The impact of factors of a foreign economic nature
Discretionary fiscal policies may not be effective due to the impact of the net export factor. We are talking about the economic effect, which is based on the influence of the state on the interest rate, which subsequently affects the exchange rate of the domestic currency. The result of this process is the impact on net exports, minimizing the percentage of effectiveness of regulatory measures.
Unforeseen international changes in demand can also make any kind of fiscal policy ineffective. In order to understand the negative impact of this factor, one needs to imagine the following situation: for example, a number of stimulating actions were carried out, the result of which was a successful increase in aggregate demand, which allowed full employment. But at the same time, the country, which is a trading partner, is experiencing rapid economic growth.

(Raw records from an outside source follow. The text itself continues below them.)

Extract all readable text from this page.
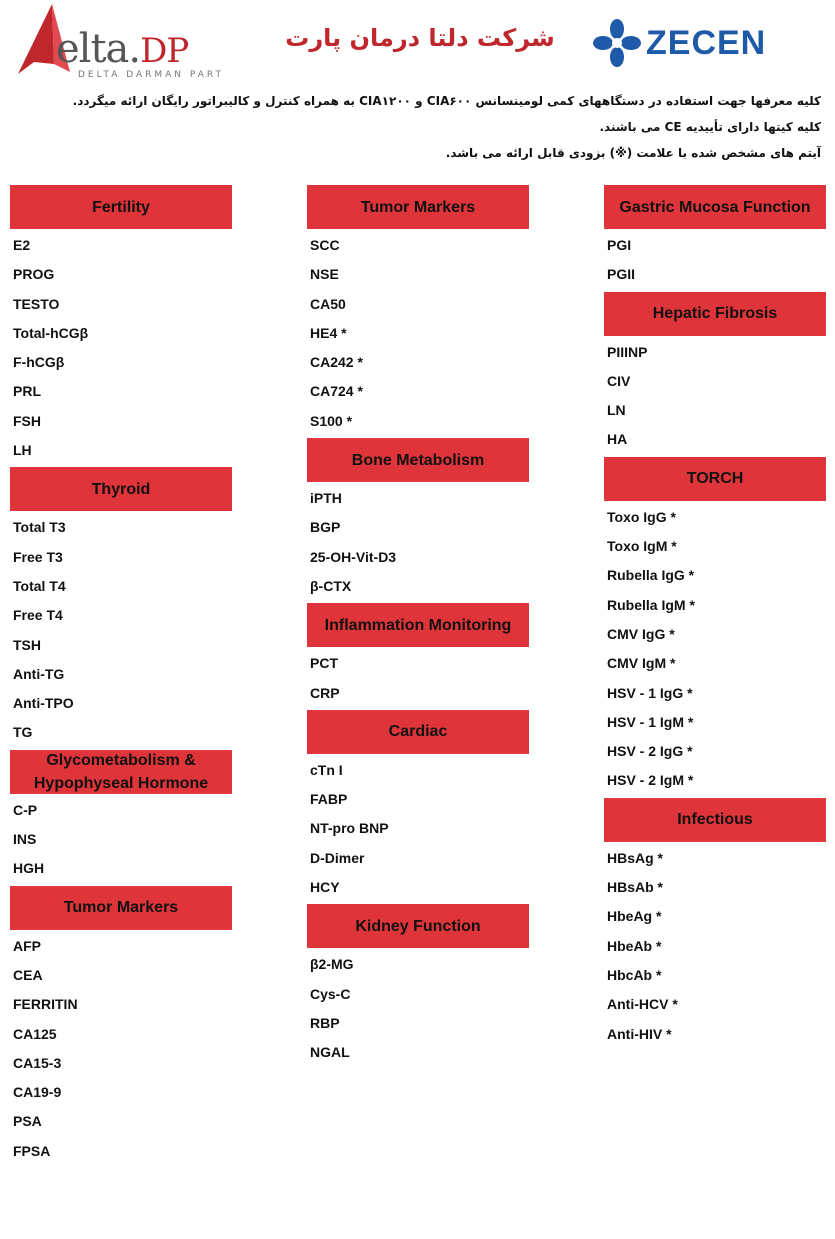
elta.DP
DELTA DARMAN PART
شرکت دلتا درمان پارت	ZECEN
کلیه معرفها جهت استفاده در دستگاههای کمی لومینسانس CIA۶۰۰ و CIA۱۲۰۰ به همراه کنترل و کالیبراتور رایگان ارائه میگردد.
کلیه کیتها دارای تأییدیه CE می باشند.
آیتم های مشخص شده با علامت (※) بزودی قابل ارائه می باشد.
Fertility
E2
PROG
TESTO
Total-hCGβ
F-hCGβ
PRL
FSH
LH
Thyroid
Total T3
Free T3
Total T4
Free T4
TSH
Anti-TG
Anti-TPO
TG
Glycometabolism & Hypophyseal Hormone
C-P
INS
HGH
Tumor Markers
AFP
CEA
FERRITIN
CA125
CA15-3
CA19-9
PSA
FPSA
Tumor Markers
SCC
NSE
CA50
HE4 *
CA242 *
CA724 *
S100 *
Bone Metabolism
iPTH
BGP
25-OH-Vit-D3
β-CTX
Inflammation Monitoring
PCT
CRP
Cardiac
cTn I
FABP
NT-pro BNP
D-Dimer
HCY
Kidney Function
β2-MG
Cys-C
RBP
NGAL
Gastric Mucosa Function
PGI
PGII
Hepatic Fibrosis
PIIINP
CIV
LN
HA
TORCH
Toxo IgG *
Toxo IgM *
Rubella IgG *
Rubella IgM *
CMV IgG *
CMV IgM *
HSV - 1 IgG *
HSV - 1 IgM *
HSV - 2 IgG *
HSV - 2 IgM *
Infectious
HBsAg *
HBsAb *
HbeAg *
HbeAb *
HbcAb *
Anti-HCV *
Anti-HIV *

As a result, there is such a rapid increase in aggregate demand that inflation arises.
Crowding out effect
In this case, we are talking about specific theoretical arguments, according to which discretionary and non-discretionary fiscal policies are not effective by definition. The essence of this argument is as follows: in the case of, for example, stimulating deficit measures of influence, an increase in interest rates and a reduction in investment costs will manifest themselves. Such processes lead to a weakening and even neutralization of the stimulating effect of fiscal policy.
In practice, this may look as follows: to increase government spending, the government begins to finance the deficit, thereby increasing the demand for money. As a result, the interest rate rises, and investment decreases. But if investments fall by the same percentage that was recorded in the process of increasing costs, the effect of such a strategy will be zero.
It is worth paying attention to the fact that this theory is confirmed as relevant by no means by all economists.
Discretionary fiscal policy in the Russian economy
At the moment, the formation of the base for the modern tax system in Russia has already been completed. And if you pay attention to the key parameters of the tax system in the Russian Federation, you can see that they do not reflect Soviet realities. The current system is based on the key types of taxes that are relevant in modern world practice, which are used taking into account the current economic conditions of the Russian Federation.
In Russia, discretionary fiscal policy involves the transformation of the tax system with the parallel implementation of budget reform. In order to solve various problems that impede the successful implementation of the tax reform strategy, the Russian government uses popular tools to influence the economy. An example is the use of a flat tax rate on personal income. But in some cases, the effectiveness of the system is reduced due to unproductive administration and the application of legislation on taxes and fees.
As a result, it can be noted that discretionary and automatic fiscal policies are mechanisms of influence, with proper use of which the state is able to permanently effectively stabilize the state of the economy and overcome both various crises and inflation, which also requires qualified control.